Simone believes Silverlight is limited to desktop, Windows Phone 7 and niche extensions to traditional web applications. Despite his (IMHO false) assertion that HTML/JS/CSS can do almost as much as Silverlight (deserves a separate post to address this wildly inflated claim – come on Simone!) – I actually agree with his definition – however, I would further comment that the “desktop” is not the same as it was when we all wrote VB apps and installed them on our user’s (Windows only) desktops, one MSI at a time! The new desktop now covers, mobiles, televisions, Windows & Mac desktops, Xbox and are growing markets that Silverlight is in a great position to make an impact in.
So I decided to write down the scenarios that I believe might compel you to choose Silverlight. Not in any particular order,
- You need the power of the desktop but delivery of the web – historically the rise in popularity of HTML based applications was driven by the easy in which applications could be updated and distributed.

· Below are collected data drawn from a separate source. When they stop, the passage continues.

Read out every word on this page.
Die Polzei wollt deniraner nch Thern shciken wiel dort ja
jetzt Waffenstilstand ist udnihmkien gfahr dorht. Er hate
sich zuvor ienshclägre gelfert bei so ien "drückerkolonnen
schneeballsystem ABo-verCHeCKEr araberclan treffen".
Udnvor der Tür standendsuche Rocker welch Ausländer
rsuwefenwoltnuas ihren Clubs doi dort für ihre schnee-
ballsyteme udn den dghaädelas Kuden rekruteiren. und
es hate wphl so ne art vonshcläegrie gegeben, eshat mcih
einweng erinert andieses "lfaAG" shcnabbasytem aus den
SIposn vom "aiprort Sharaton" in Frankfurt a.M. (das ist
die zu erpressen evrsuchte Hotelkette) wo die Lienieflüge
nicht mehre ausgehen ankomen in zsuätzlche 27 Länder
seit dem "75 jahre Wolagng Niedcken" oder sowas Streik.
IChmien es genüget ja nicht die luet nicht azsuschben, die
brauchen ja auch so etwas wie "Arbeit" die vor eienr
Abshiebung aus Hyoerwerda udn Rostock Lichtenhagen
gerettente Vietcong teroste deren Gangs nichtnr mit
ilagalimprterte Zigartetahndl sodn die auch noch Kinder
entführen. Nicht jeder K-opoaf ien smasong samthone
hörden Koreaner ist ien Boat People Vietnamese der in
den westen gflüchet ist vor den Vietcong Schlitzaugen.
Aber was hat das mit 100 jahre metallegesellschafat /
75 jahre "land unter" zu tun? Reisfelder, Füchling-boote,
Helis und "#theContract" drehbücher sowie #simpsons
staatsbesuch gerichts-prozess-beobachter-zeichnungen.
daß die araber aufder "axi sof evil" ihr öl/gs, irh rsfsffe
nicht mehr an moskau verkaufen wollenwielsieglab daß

Simply update a few files on your web server and auto-magically your clients had the latest version. Silverlight gives you this same power and in addition your users can control whether/when they upgrade. Technologies like MEF and Prism also allow you to modularize your applications to allow for selective downloads/upgrades depending on a user’s permissions.
- In fact, I’d argue that Silverlight out-of browser with elevated privileges is where it becomes a completely different beast to HTML applications. If also raises the question of when does Silverlight become WPF or perhaps more importantly when do we stop seeing them as different technologies and start talking about XAML applications that can target either the desktop or browser, share a common set of assemblies, but depending on the target can reference specialised enhancement assemblies.
- You’re building a graphics intensive application – kind of a no-brainer really. Sure you can use the newly supported canvas tag and some fancy JavaScript libraries but it’s a drop in the ocean to what’s possible in XAML and C#.
- Your application needs to operate outside the sandbox of the browser – there are some restrictions you simply can’t get round in the browser, primarily for security reasons. You can’t access information on a user’s computer, you can’t write to a user’s disk (other than cookies and HTML5 offline storage), you can’t access devices connected to your user’s machine – by running Silverlight out-of-browser and/or with elevated trust a lot of these restrictions are lifted.
- You need to interact with the device your application is running on – in addition to the comments above there are an increasing number of scenarios where your application needs to communicate with local devices. As mobiles, televisions and other devices become more important for business and consumers the applications that run on them need to be more and more advanced. You want to be able to integrate cameras, webcams, scanners, printers into your applications and the browser’s sandbox won’t allow this.
- Your application needs to stay alive – there are lots of examples of applications that need to keep running but are still connected to the internet – email clients, twitter, face-book and IM clients, monitoring applications (for say networks, stock prices...). These applications typically need to stay alive at all times and notify you when things change – like display a toast notification or give some audio feedback. While you can achieve some of these features in HTML I don’t know many people that would prefer to use a browser twitter client over a web based one – it’s just not the same.
Silverlight application is the best website development technology by micrsoft. it is very crazy in people for developing website in it.